Ca ressemble à deux taches gris-jaune pailletées dans le ciel. La sensation de froid disparait à mesure que la couleur s’intensifie. Petit à petit, un arc parfait se forme entre les deux, juste au-dessus de nos têtes. Un peu plus plat que celui de l’arc-en-ciel. La couleur est plus proche de celle de la lune que des teintes agressives des dépliants. On enlève nos gants pour tenter d’immortaliser le moment. Au-dessus de l’arc, des milliers d’étoiles scintillent. En-dessous, il n’y a que le ciel d’un noir profond, comme un trou béant dans lequel on pourrait tomber si l’on marchait jusqu’au bout du champ de lave. La mousse absorbe le son de nos pas. Chacun cherche le meilleur endroit pour caler son trépied ou au moins un rocher pour poser son appareil. Une fois capturé à l’écran, l’arc est d’un vert presque fluo. Le bout droit de l’arc se tord, s’enroule sur lui même et commence à former une sorte de tourbillon. Le ciel danse. Les photos sont de plus en plus vertes. Juste en dessous du tourbillon, il y a une maison, toute seule dans son champ de lave. On aimerait aller dire à ses habitants de sortir pour profiter du spectacle. Mais ils doivent avoir l’habitude. J’espère que ça ne va pas s’arrêter tout de suite, que le ciel va nous accorder une dernière danse.

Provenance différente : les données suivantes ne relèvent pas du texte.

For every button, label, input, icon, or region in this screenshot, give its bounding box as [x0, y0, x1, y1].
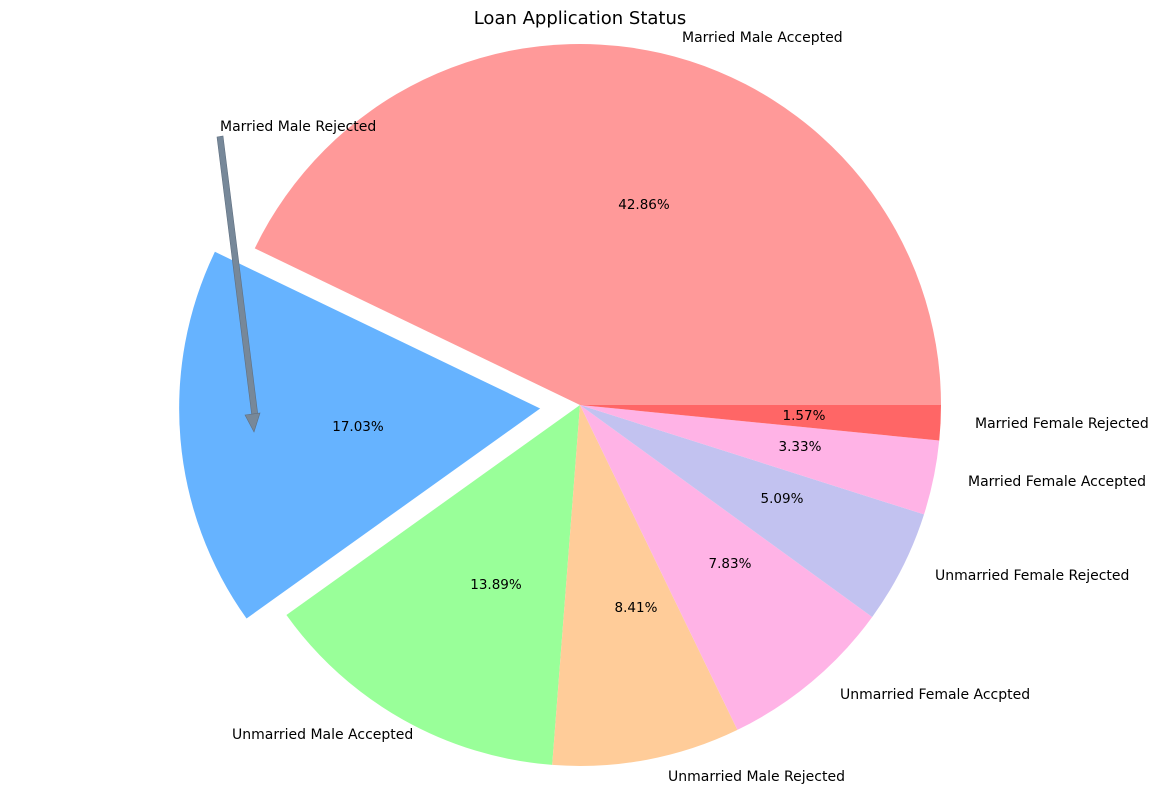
annotation-arrow-head [244, 412, 261, 433]
percent-label-married-female-accepted: 3.33% [779, 439, 822, 455]
pie-slice-unmarried-male-rejected [552, 405, 738, 767]
slices-layer [179, 43, 942, 767]
percent-label-unmarried-male-accepted: 13.89% [470, 577, 522, 593]
percent-label-married-male-accepted: 42.86% [618, 197, 670, 213]
percent-label-unmarried-male-rejected: 8.41% [615, 600, 658, 616]
annotation-layer [216, 135, 261, 433]
percent-label-unmarried-female-rejected: 5.09% [761, 491, 804, 507]
pie-slice-unmarried-female-accpted [580, 405, 873, 730]
percent-label-married-female-rejected: 1.57% [783, 408, 826, 424]
slice-label-unmarried-female-rejected: Unmarried Female Rejected [935, 568, 1129, 584]
pie-slice-married-male-accepted [254, 43, 942, 405]
slice-label-unmarried-female-accpted: Unmarried Female Accpted [840, 687, 1030, 703]
slice-label-unmarried-male-accepted: Unmarried Male Accepted [232, 727, 413, 743]
pie-slice-unmarried-female-rejected [580, 405, 925, 617]
percent-labels-layer: 42.86% 17.03% 13.89% 8.41% 7.83% 5.09% 3.33% 1.… [332, 197, 825, 616]
pie-slice-married-male-rejected [179, 251, 541, 619]
chart-title: Loan Application Status [474, 8, 687, 29]
pie-slice-unmarried-male-accepted [286, 405, 580, 765]
slice-label-married-male-rejected: Married Male Rejected [220, 119, 376, 135]
pie-slice-married-female-accepted [580, 405, 940, 515]
percent-label-unmarried-female-accpted: 7.83% [709, 556, 752, 572]
slice-label-married-female-accepted: Married Female Accepted [968, 474, 1146, 490]
pie-slice-married-female-rejected [580, 405, 941, 441]
slice-label-unmarried-male-rejected: Unmarried Male Rejected [668, 769, 845, 785]
percent-label-married-male-rejected: 17.03% [332, 419, 384, 435]
slice-label-married-female-rejected: Married Female Rejected [975, 416, 1149, 432]
slice-label-married-male-accepted: Married Male Accepted [682, 30, 843, 46]
slice-labels-layer: Married Male Accepted Married Male Reject… [220, 30, 1149, 785]
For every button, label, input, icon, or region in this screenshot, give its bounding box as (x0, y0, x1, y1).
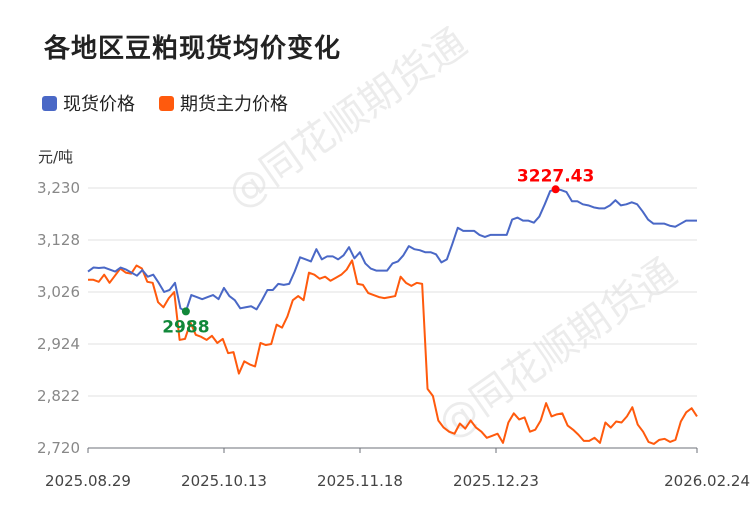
y-tick-label: 3,026 (37, 283, 80, 301)
x-axis-ticks: 2025.08.29 2025.10.13 2025.11.18 2025.12.23… (45, 448, 750, 490)
legend-item-spot[interactable]: 现货价格 (42, 90, 135, 116)
annotations: 3227.43 2988 (162, 166, 594, 337)
x-tick-label: 2025.12.23 (453, 472, 539, 490)
y-tick-label: 2,822 (37, 387, 80, 405)
legend: 现货价格 期货主力价格 (42, 90, 312, 116)
grid-lines (88, 187, 697, 397)
min-point-label: 2988 (162, 317, 209, 337)
legend-swatch-spot (42, 95, 57, 111)
x-tick-label: 2025.08.29 (45, 472, 131, 490)
x-tick-label: 2026.02.24 (664, 472, 750, 490)
y-tick-label: 3,230 (37, 179, 80, 197)
max-point-marker (551, 185, 560, 194)
futures-price-line[interactable] (88, 259, 698, 445)
legend-swatch-futures (159, 95, 174, 111)
x-tick-label: 2025.10.13 (181, 472, 267, 490)
max-point-label: 3227.43 (517, 166, 594, 186)
y-tick-label: 3,128 (37, 231, 80, 249)
y-tick-label: 2,924 (37, 335, 80, 353)
svg-text:@同花顺期货通: @同花顺期货通 (429, 250, 685, 448)
spot-price-line[interactable] (87, 188, 697, 313)
y-axis-ticks: 3,230 3,128 3,026 2,924 2,822 2,720 (37, 179, 80, 457)
min-point-marker (181, 307, 190, 316)
y-tick-label: 2,720 (37, 439, 80, 457)
legend-label-futures: 期货主力价格 (180, 94, 288, 115)
chart-title: 各地区豆粕现货均价变化 (44, 34, 342, 64)
legend-label-spot: 现货价格 (63, 94, 135, 115)
x-tick-label: 2025.11.18 (317, 472, 403, 490)
y-axis-unit: 元/吨 (38, 148, 74, 166)
watermark: @同花顺期货通 @同花顺期货通 (219, 20, 685, 448)
legend-item-futures[interactable]: 期货主力价格 (159, 90, 288, 116)
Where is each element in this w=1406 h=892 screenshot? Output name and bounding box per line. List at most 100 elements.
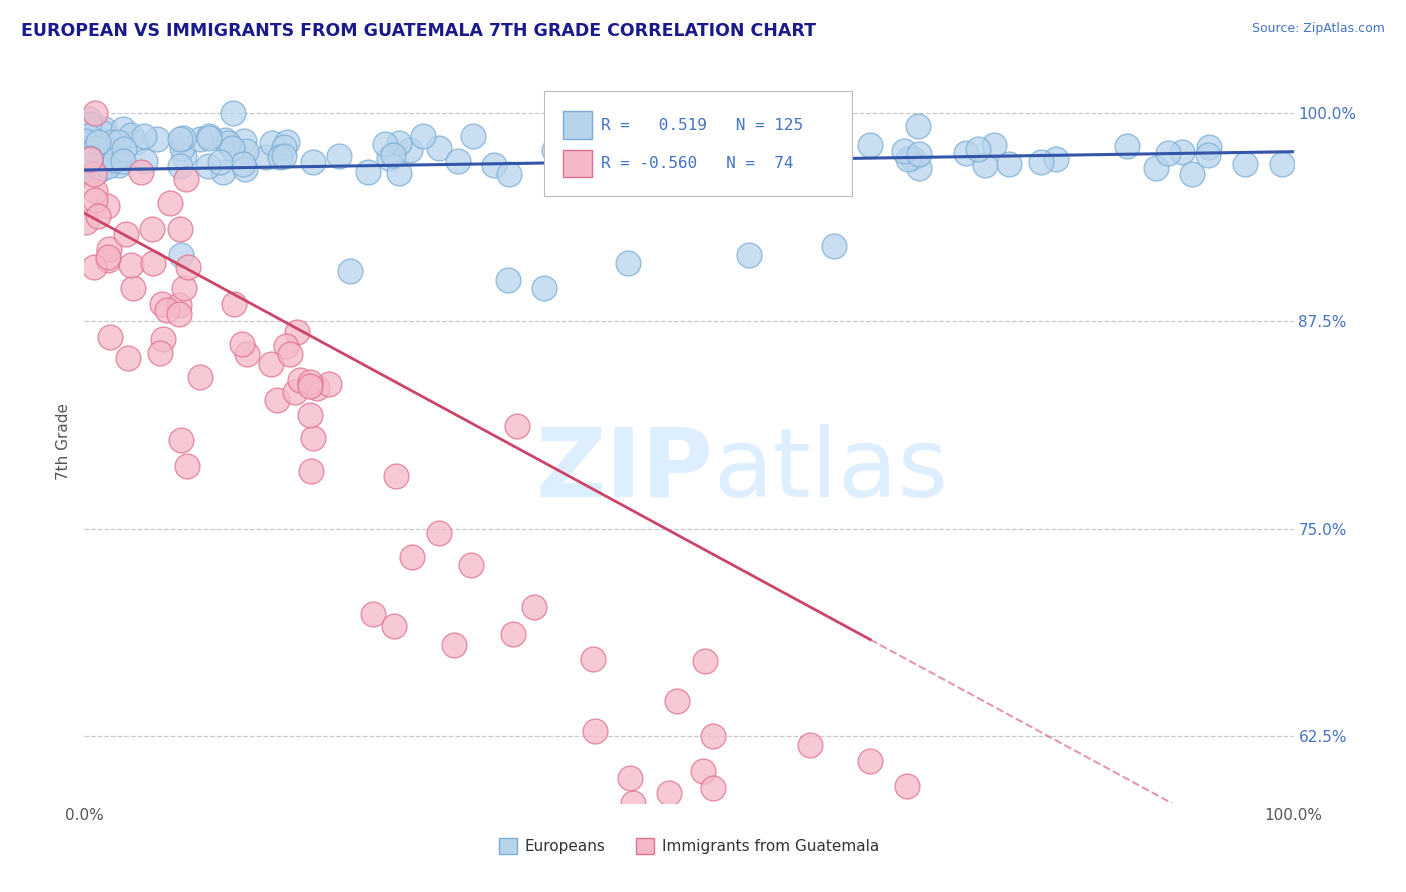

Au bout d’une heure, la lumière se dissipe doucement. On attend pendant quelques instants que ça recommence. Mais c’est terminé. Les mains piquent à nouveau. Le nez et les joues aussi. On avait juste oublié le froid pendant quelques minutes. Tout le monde rentre dans le bus. La guide a encore le temps de nous dire que l’aurore boréale que l’on vient d’apercevoir était de niveau quatre sur dix. Dans 70% des cas, où elles daignent se montrer, les tempêtes solaires sont d’un niveau un, deux ou trois. Tout le monde s’est déjà endormi.